Table 1: Performance of various systems on the KnowRef test set.

Human subjects displayed strong inter-annotator agreement and judged KnowRef’s passages to be resistant to lexical giveaways. Looking into the human-machine performance gap more closely, our analysis shows that on KnowRef, even state-of-the-art models fail to capture semantic context; they base many decisions on the gender or number of antecedents rather than any common sense. In neural models, these cues are wrapped up in the dimensions of standard and contextualized word embeddings. Let’s look at an example:

Peter didn’t realize how old Henry was until he saw his daughter.

In this KnowRef instance, even BERT fails to resolve he to Peter. This changes if Henry is replaced with the name Harriet (and his with her).

Can we more strongly discourage this lexical focus in models? We devised a data-augmentation trick for KnowRef and similar datasets called antecedent switching for this purpose. In antecedent switching, we duplicate each KnowRef instance but switch the antecedents’ positions. In the vast majority of cases, this should switch the correct answer as well. Our thought was that exposing models to both duplicates would teach them to redirect their focus from the candidates themselves (with their gender and number cues) to the context around them (where common sense should kick in).

Model Accuracy Δ
BERT 0.71 +10%
E2E 0.61 +3%
E2E (KnowRef + CoNLL training) 0.66 +1%

Table 2: Accuracy and gain for several models on the KnowRef test set after augmenting the training set.

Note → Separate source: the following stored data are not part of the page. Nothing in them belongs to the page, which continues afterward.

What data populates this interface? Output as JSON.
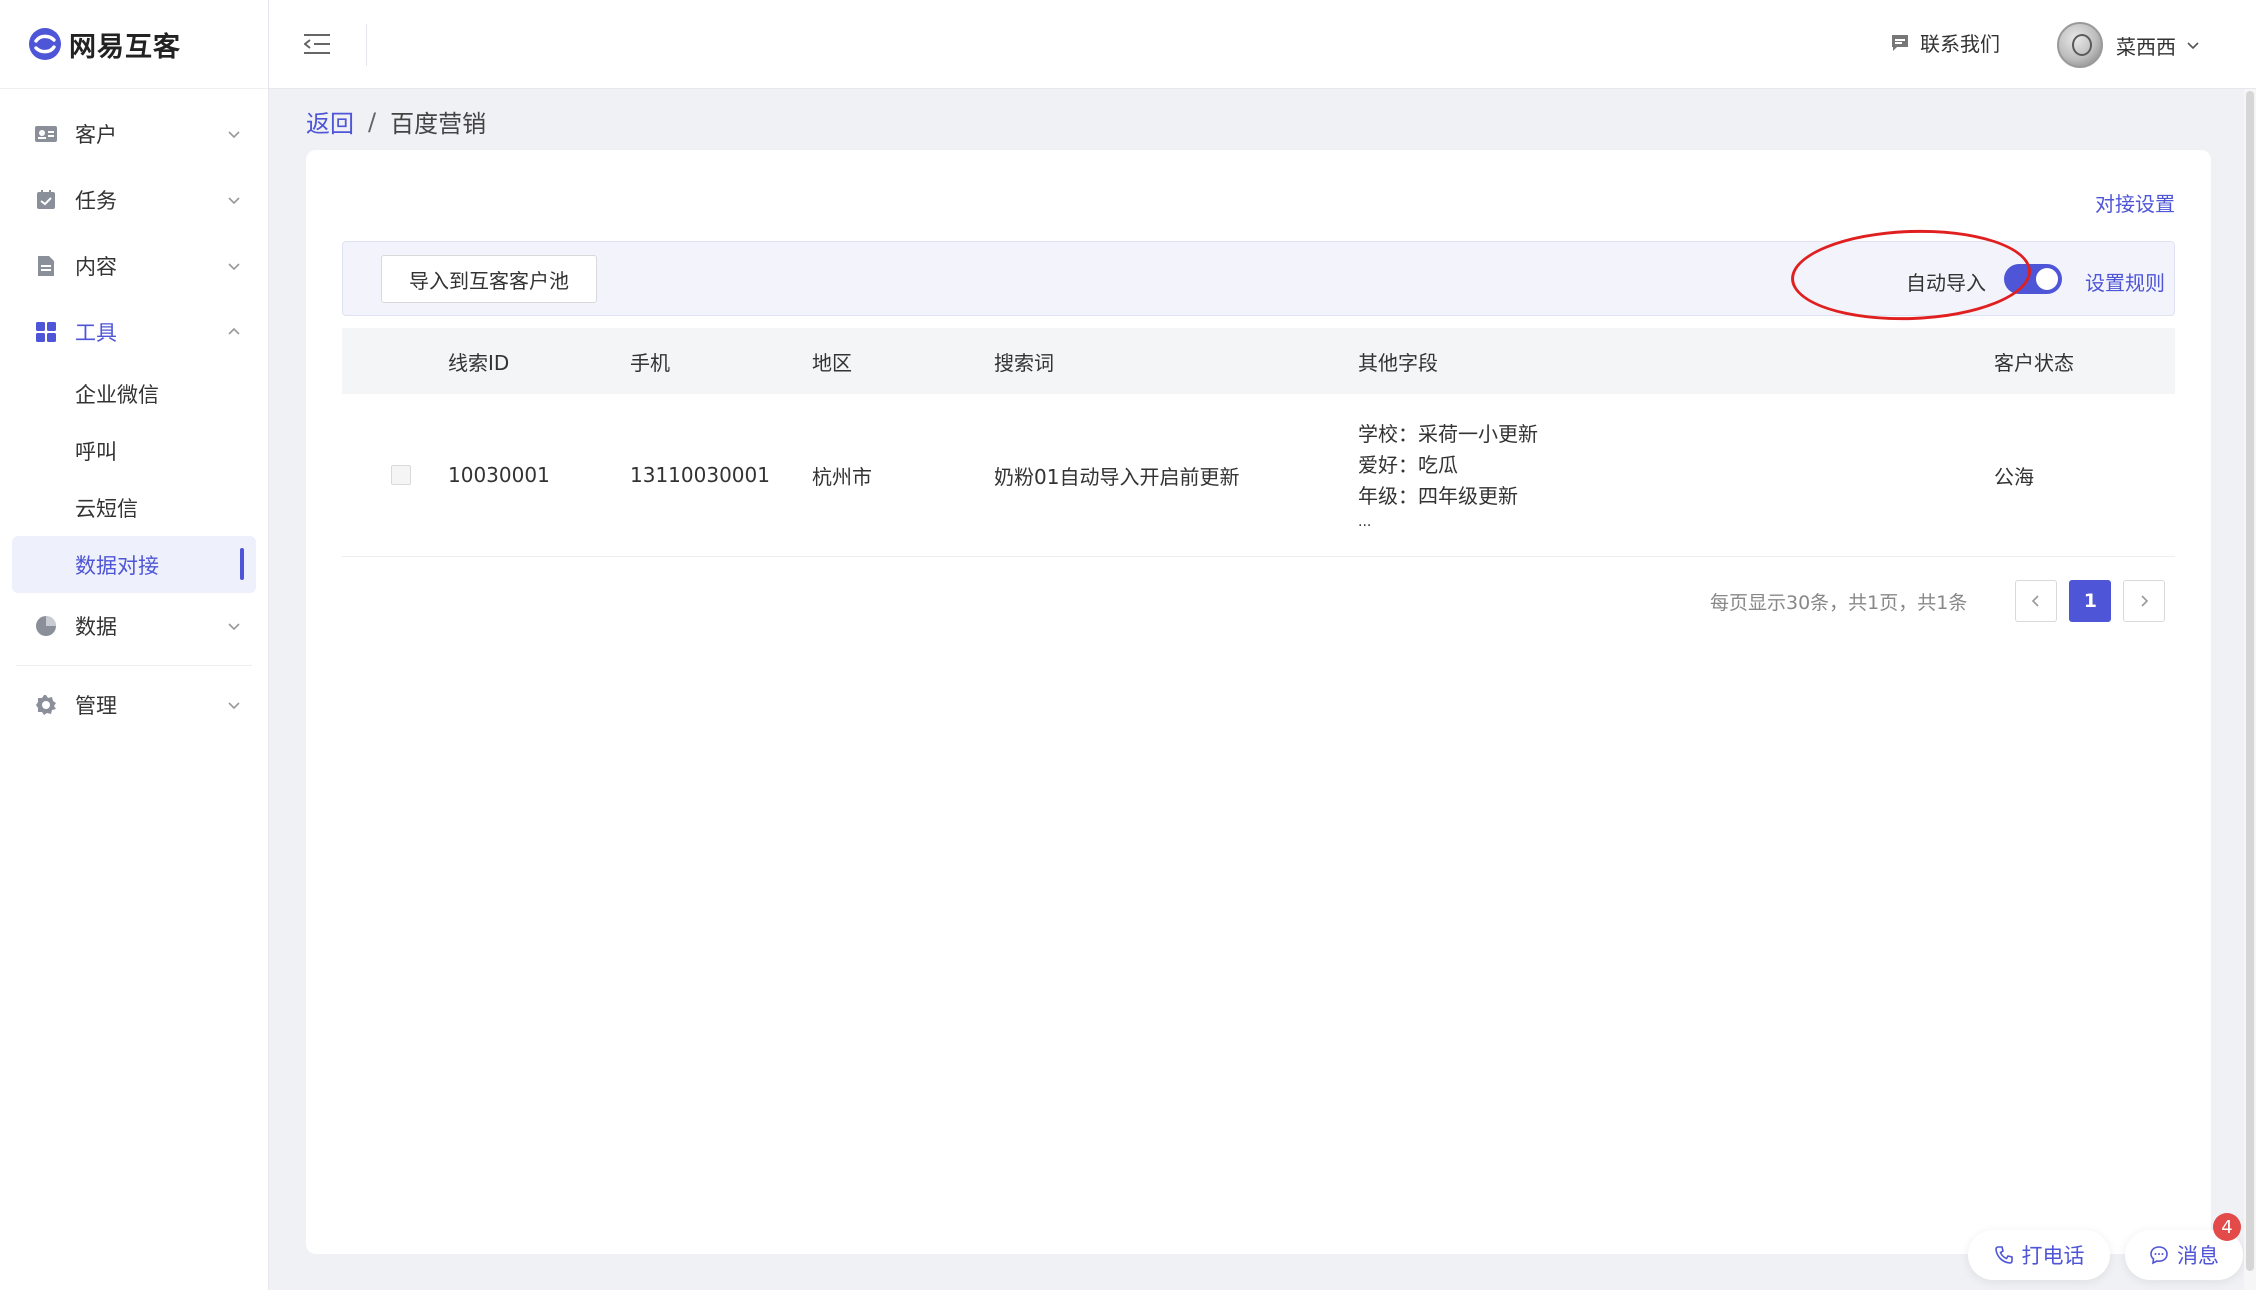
{
  "app": {
    "name": "网易互客"
  },
  "sidebar": {
    "items": [
      {
        "label": "客户",
        "icon": "contact-card-icon"
      },
      {
        "label": "任务",
        "icon": "calendar-check-icon"
      },
      {
        "label": "内容",
        "icon": "document-icon"
      },
      {
        "label": "工具",
        "icon": "grid-icon",
        "expanded": true
      },
      {
        "label": "数据",
        "icon": "pie-chart-icon"
      },
      {
        "label": "管理",
        "icon": "gear-icon"
      }
    ],
    "tools_sub": [
      {
        "label": "企业微信"
      },
      {
        "label": "呼叫"
      },
      {
        "label": "云短信"
      },
      {
        "label": "数据对接",
        "selected": true
      }
    ]
  },
  "topbar": {
    "contact_label": "联系我们",
    "user_name": "菜西西"
  },
  "breadcrumb": {
    "back": "返回",
    "separator": "/",
    "current": "百度营销"
  },
  "card": {
    "settings_link": "对接设置",
    "import_button": "导入到互客客户池",
    "auto_import_label": "自动导入",
    "auto_import_on": true,
    "rules_link": "设置规则"
  },
  "table": {
    "headers": [
      "线索ID",
      "手机",
      "地区",
      "搜索词",
      "其他字段",
      "客户状态"
    ],
    "rows": [
      {
        "id": "10030001",
        "phone": "13110030001",
        "region": "杭州市",
        "keyword": "奶粉01自动导入开启前更新",
        "other": [
          "学校：采荷一小更新",
          "爱好：吃瓜",
          "年级：四年级更新",
          "..."
        ],
        "status": "公海"
      }
    ]
  },
  "pagination": {
    "info": "每页显示30条，共1页，共1条",
    "current_page": "1"
  },
  "floating": {
    "call": "打电话",
    "messages": "消息",
    "badge": "4"
  },
  "colors": {
    "accent": "#4e55d6",
    "badge": "#e34a4a",
    "highlight": "#e02020"
  }
}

We found that models trained on the augmented data performed much better, as you can see in Table 2. We also show that, promisingly, antecedent switching yields improvements on other tasks as well. We use it to achieve state-of-the-art accuracy and gender balance on the GAP coreference task (opens in new tab), which was designed explicitly to test gender bias. Fine-tuning BERT on an augmented version of the GAP training data improves test performance by 1.9 F1 points.

The flurry of recent progress on the WSC shows that common sense remains an important frontier for AI. We hope that our KnowRef corpus will spur further progress and provide researchers with a more reliable means to benchmark results. We look forward to seeing you at ACL 2019 to discuss this work in more detail!